Romney blasts Obama for 'blaming and pointing' on sequester

Mitt Romney is accusing President Obama of mishandling negotiations to avert the $85 billion across-the-board sequestration cuts.  

"Well, no one can think that that's been a success for the president. He didn't think the sequester would happen," the 2012 Republican presidential nominee said in an interview with Fox News set to air Sunday. 

"It is happening, but to date, what we've seen is the president out campaigning to the American people, doing rallies around the country, flying around the country and berating Republicans and blaming and pointing." 

The clip of Romney's comments was released Friday morning.

Romney said Obama's "campaigning" damages his ability to work with Republicans. 

"That causes the Republicans to retrench and to put up a wall and to fight back," Romney said. "It's a very natural human emotion.

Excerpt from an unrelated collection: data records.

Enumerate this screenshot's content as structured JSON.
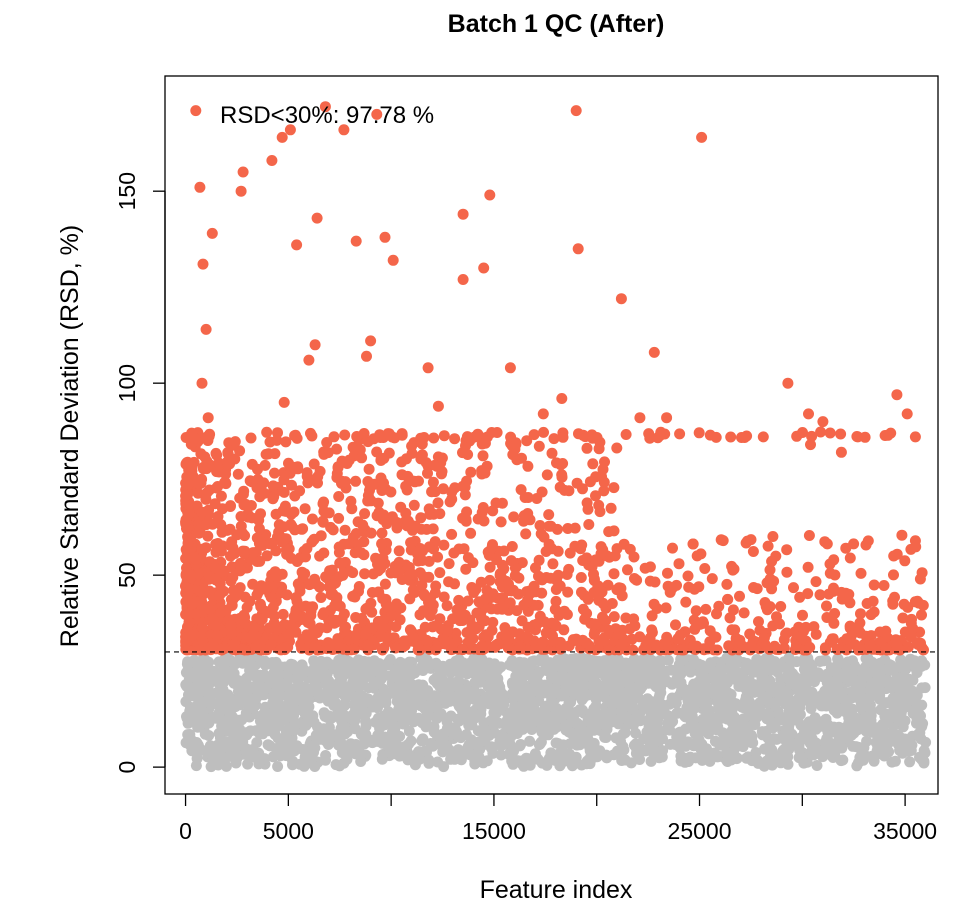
{
  "chart_data": {
    "type": "scatter",
    "title": "Batch 1 QC (After)",
    "xlabel": "Feature index",
    "ylabel": "Relative Standard Deviation (RSD, %)",
    "annotation": "RSD<30%:  97.78 %",
    "xlim": [
      -1000,
      36600
    ],
    "ylim": [
      -7,
      180
    ],
    "x_ticks": [
      0,
      5000,
      10000,
      15000,
      20000,
      25000,
      30000,
      35000
    ],
    "x_tick_labels": [
      "0",
      "5000",
      "",
      "15000",
      "",
      "25000",
      "",
      "35000"
    ],
    "y_ticks": [
      0,
      50,
      100,
      150
    ],
    "y_tick_labels": [
      "0",
      "50",
      "100",
      "150"
    ],
    "threshold": 30,
    "n_features": 36000,
    "colors": {
      "below": "#bebebe",
      "above": "#f4664a",
      "threshold_line": "#000000"
    },
    "series": [
      {
        "values_description": "features with RSD >= 30%",
        "points": [
          [
            500,
            171
          ],
          [
            700,
            151
          ],
          [
            850,
            131
          ],
          [
            1000,
            114
          ],
          [
            800,
            100
          ],
          [
            1100,
            91
          ],
          [
            1300,
            139
          ],
          [
            300,
            87
          ],
          [
            2700,
            150
          ],
          [
            2800,
            155
          ],
          [
            4200,
            158
          ],
          [
            4700,
            164
          ],
          [
            5100,
            166
          ],
          [
            5400,
            136
          ],
          [
            6400,
            143
          ],
          [
            6800,
            172
          ],
          [
            7700,
            166
          ],
          [
            8300,
            137
          ],
          [
            9300,
            170
          ],
          [
            9700,
            138
          ],
          [
            10100,
            132
          ],
          [
            9000,
            111
          ],
          [
            8800,
            107
          ],
          [
            6300,
            110
          ],
          [
            6000,
            106
          ],
          [
            4800,
            95
          ],
          [
            11800,
            104
          ],
          [
            12300,
            94
          ],
          [
            13500,
            144
          ],
          [
            14500,
            130
          ],
          [
            14800,
            149
          ],
          [
            13500,
            127
          ],
          [
            19000,
            171
          ],
          [
            19100,
            135
          ],
          [
            21200,
            122
          ],
          [
            22800,
            108
          ],
          [
            25100,
            164
          ],
          [
            29300,
            100
          ],
          [
            30300,
            92
          ],
          [
            34600,
            97
          ],
          [
            35100,
            92
          ],
          [
            15800,
            104
          ],
          [
            18300,
            96
          ],
          [
            17400,
            92
          ],
          [
            22100,
            91
          ],
          [
            23400,
            91
          ],
          [
            31000,
            90
          ],
          [
            31900,
            82
          ],
          [
            28100,
            86
          ],
          [
            32700,
            86
          ],
          [
            35500,
            86
          ],
          [
            34300,
            87
          ],
          [
            30400,
            84
          ]
        ]
      }
    ]
  }
}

The president has the opportunity to lead the nation and to bring Republicans and Democrats together.  It's a job he's got to do and it's a job only the president can do."

On Friday Obama met with Senate Majority Leader Harry Reid (D-Nev.), Senate Minority Leader Mitch McConnell (R-Ky.), Speaker John Boehner (R-Ohio) and House Minority Leader Nancy Pelosi (D-Calif.) to discuss the sequester.

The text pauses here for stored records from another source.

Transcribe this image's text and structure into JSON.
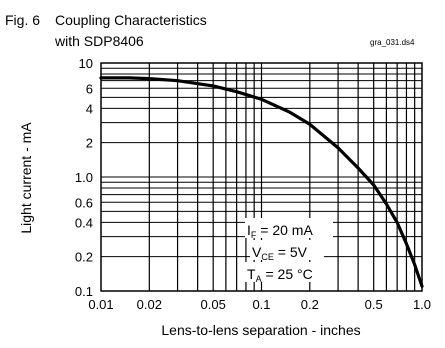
{
  "chart_data": {
    "type": "line",
    "figure_label": "Fig. 6",
    "title": "Coupling Characteristics",
    "subtitle": "with SDP8406",
    "file_ref": "gra_031.ds4",
    "xlabel": "Lens-to-lens separation - inches",
    "ylabel": "Light current - mA",
    "x_scale": "log",
    "y_scale": "log",
    "xlim": [
      0.01,
      1.0
    ],
    "ylim": [
      0.1,
      10
    ],
    "grid": true,
    "x_ticks": [
      "0.01",
      "0.02",
      "0.05",
      "0.1",
      "0.2",
      "0.5",
      "1.0"
    ],
    "y_ticks": [
      "0.1",
      "0.2",
      "0.4",
      "0.6",
      "1.0",
      "2",
      "4",
      "6",
      "10"
    ],
    "series": [
      {
        "x": [
          0.01,
          0.015,
          0.02,
          0.03,
          0.05,
          0.07,
          0.1,
          0.15,
          0.2,
          0.3,
          0.4,
          0.5,
          0.6,
          0.7,
          0.8,
          0.9,
          1.0
        ],
        "y": [
          7.4,
          7.4,
          7.3,
          7.0,
          6.3,
          5.6,
          4.8,
          3.7,
          2.9,
          1.8,
          1.2,
          0.85,
          0.58,
          0.4,
          0.26,
          0.17,
          0.11
        ]
      }
    ],
    "annotations": [
      {
        "label": "I",
        "sub": "F",
        "value": " = 20 mA"
      },
      {
        "label": "V",
        "sub": "CE",
        "value": " = 5V"
      },
      {
        "label": "T",
        "sub": "A",
        "value": " = 25 °C"
      }
    ]
  }
}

In the Fox interview, Romney also reflected on life after losing the 2012 election. He compared the campaign to an "exciting and thrilling" roller coaster ride, but says he's done with presidential politics. 

"We were on a roller coaster, exciting and thrilling, ups and downs. But the ride ends," Romney said.

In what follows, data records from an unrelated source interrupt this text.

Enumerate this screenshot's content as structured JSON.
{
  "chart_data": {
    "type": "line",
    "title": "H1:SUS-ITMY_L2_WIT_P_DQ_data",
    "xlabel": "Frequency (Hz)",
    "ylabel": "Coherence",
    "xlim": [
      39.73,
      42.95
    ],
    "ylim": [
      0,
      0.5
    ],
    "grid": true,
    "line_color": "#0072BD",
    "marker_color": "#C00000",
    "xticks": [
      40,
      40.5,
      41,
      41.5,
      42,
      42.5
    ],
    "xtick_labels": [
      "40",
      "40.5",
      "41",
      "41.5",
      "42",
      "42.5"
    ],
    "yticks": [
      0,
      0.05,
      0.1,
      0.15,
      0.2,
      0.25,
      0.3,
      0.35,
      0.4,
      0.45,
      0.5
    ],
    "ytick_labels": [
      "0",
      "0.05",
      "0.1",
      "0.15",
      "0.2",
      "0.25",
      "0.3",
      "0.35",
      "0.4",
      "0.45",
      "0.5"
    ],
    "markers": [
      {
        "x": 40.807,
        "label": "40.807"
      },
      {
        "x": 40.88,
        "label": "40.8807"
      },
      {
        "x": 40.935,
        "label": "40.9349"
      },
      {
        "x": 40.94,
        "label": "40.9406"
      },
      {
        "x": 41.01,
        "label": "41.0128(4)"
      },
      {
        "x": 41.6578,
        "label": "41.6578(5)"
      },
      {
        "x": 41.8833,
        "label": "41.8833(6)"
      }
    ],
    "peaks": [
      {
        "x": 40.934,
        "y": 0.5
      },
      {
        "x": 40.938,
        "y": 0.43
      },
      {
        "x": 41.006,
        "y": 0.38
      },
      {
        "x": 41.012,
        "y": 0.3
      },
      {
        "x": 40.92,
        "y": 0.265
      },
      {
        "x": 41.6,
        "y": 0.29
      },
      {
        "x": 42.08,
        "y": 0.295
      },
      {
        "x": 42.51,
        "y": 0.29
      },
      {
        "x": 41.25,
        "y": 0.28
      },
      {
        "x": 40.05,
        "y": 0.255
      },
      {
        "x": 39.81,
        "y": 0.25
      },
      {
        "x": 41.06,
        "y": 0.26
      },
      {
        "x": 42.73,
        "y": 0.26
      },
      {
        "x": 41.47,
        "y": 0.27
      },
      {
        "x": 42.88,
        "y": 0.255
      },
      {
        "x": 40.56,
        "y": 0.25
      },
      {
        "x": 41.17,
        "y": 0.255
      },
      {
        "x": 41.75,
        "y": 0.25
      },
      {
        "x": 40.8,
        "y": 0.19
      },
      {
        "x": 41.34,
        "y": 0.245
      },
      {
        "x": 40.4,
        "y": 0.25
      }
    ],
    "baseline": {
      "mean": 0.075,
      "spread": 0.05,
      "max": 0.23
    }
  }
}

"And then you get off. And it's not like, oh, can't we be on a roller coaster the rest of our life? It's like, no, the ride's over." 

Romney and his wife, Ann, sat down with Fox for their first post-campaign interview. Ann Romney described life after the campaign as an "adjustment."

"In our church, we're used to serving and, you know, you can be in a very high position, but you recognize you're serving. And now all of a sudden, you're released and you're nobody," Ann Romney said. 

"And we're used to that. It's like we came and stepped forward to serve. And you know, the other part of it was an amazing thing, and it was really quite a lot of energy and a lot of passion and a lot of — a lot of people around us and all of a sudden it was nothing."

Romney has kept a relatively low profile since the election, but is set appear at the Conservative Political Action Conference in Washington next month. 

"I look forward to saying thank you to the many friends and supporters who were instrumental in helping my campaign,” Romney said in a statement.